Automates de Nathalie Le Gendre

ÉD. MANGO / AUTRES MONDES, MARS 2005 – RÉÉD. JANV. 2010

Par MeTaL_PoU

La très recommandable collection « Autres Mondes » fête cette année ses dix ans en rééditant une fois par mois l’un de ses titres phares. Le premier roman de cette sélection est assez logiquement écrit par l’auteur multi-primée Nathalie Le Gendre, indissociable de la collection, qui, sous la houlette de Denis Guiot puis d’Audrey Petit, a su mettre en avant une science-fiction francophone pour la jeunesse de qualité, intelligente et divertissante.

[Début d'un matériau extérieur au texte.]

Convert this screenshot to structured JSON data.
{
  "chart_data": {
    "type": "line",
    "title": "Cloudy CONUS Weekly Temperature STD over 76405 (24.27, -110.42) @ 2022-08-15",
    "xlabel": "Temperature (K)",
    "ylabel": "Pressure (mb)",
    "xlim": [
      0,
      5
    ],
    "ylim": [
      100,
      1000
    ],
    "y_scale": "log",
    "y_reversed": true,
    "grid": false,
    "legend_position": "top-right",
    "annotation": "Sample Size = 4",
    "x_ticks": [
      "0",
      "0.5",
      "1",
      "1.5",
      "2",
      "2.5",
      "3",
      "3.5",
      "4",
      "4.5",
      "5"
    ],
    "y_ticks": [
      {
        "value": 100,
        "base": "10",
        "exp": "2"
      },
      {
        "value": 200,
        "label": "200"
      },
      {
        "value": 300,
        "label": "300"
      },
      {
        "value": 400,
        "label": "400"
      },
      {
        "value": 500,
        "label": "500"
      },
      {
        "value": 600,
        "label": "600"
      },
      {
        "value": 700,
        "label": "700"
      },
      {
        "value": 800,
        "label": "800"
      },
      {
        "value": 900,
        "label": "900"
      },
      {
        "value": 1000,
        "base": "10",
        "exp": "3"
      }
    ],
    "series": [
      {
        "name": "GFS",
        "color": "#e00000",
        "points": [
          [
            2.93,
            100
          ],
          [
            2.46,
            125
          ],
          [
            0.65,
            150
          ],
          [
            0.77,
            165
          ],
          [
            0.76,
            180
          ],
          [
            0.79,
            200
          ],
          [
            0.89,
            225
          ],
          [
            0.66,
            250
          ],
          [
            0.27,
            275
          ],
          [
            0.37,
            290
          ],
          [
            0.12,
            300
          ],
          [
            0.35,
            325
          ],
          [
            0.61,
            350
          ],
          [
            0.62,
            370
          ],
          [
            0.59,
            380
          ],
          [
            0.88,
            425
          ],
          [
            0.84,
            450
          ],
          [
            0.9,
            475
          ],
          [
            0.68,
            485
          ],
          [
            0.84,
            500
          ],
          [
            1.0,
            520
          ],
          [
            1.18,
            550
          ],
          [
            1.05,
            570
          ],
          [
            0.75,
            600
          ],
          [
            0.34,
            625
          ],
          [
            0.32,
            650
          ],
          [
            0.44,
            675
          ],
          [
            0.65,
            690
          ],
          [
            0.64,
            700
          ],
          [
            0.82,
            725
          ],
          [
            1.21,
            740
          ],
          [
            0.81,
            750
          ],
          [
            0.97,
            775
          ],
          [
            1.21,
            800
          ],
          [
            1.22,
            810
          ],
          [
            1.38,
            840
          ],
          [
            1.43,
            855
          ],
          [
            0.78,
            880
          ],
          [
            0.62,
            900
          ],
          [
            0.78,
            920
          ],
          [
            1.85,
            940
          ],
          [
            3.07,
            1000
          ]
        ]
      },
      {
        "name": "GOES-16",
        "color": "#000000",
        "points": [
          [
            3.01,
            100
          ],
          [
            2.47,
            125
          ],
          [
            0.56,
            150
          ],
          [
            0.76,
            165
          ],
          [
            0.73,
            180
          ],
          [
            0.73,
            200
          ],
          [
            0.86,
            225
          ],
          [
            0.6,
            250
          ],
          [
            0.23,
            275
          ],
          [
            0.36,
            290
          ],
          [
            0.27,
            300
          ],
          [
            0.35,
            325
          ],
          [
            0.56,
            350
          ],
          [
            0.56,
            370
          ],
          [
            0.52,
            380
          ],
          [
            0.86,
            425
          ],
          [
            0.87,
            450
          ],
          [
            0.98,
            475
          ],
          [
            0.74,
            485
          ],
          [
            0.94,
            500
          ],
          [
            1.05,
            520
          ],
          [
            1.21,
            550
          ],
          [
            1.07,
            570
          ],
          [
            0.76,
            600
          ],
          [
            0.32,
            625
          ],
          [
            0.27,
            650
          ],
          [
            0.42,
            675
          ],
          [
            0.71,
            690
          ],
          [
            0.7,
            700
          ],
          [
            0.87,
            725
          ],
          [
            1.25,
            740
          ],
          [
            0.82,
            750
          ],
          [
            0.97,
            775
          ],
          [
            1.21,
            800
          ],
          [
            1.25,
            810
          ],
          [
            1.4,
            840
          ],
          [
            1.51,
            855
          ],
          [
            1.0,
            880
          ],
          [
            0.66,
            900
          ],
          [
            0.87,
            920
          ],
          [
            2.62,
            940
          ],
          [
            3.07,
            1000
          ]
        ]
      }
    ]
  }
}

Sous le feu des projecteurs, donc, Automates, troisième roman de l’auteur, paru initialement en 2006.


Andhré-Ann, 17 ans, n’a qu’un rêve : participer à des compétitions de moto. Sur son chemin, un obstacle de taille : dans le XXIIIe siècle imaginé par Nathalie Le Gendre, seuls les hommes ont le droit de pratiquer ce sport. Suite à l’accident de Luka, le frère d’Andhré-Ann, ses parents sont confrontés à un dilemme : accepter que leur fils devienne un Automate, grâce à la greffe d’un cerveau-ordinateur, ou maintenir son coma, à un coût prohibitif. L’adolescente, aidée d’Illana, sa meilleure amie, va user de son physique androgyne et se faire passer pour un garçon afin de concourir aux Olympies, afin que son frère ne perde pas son humanité.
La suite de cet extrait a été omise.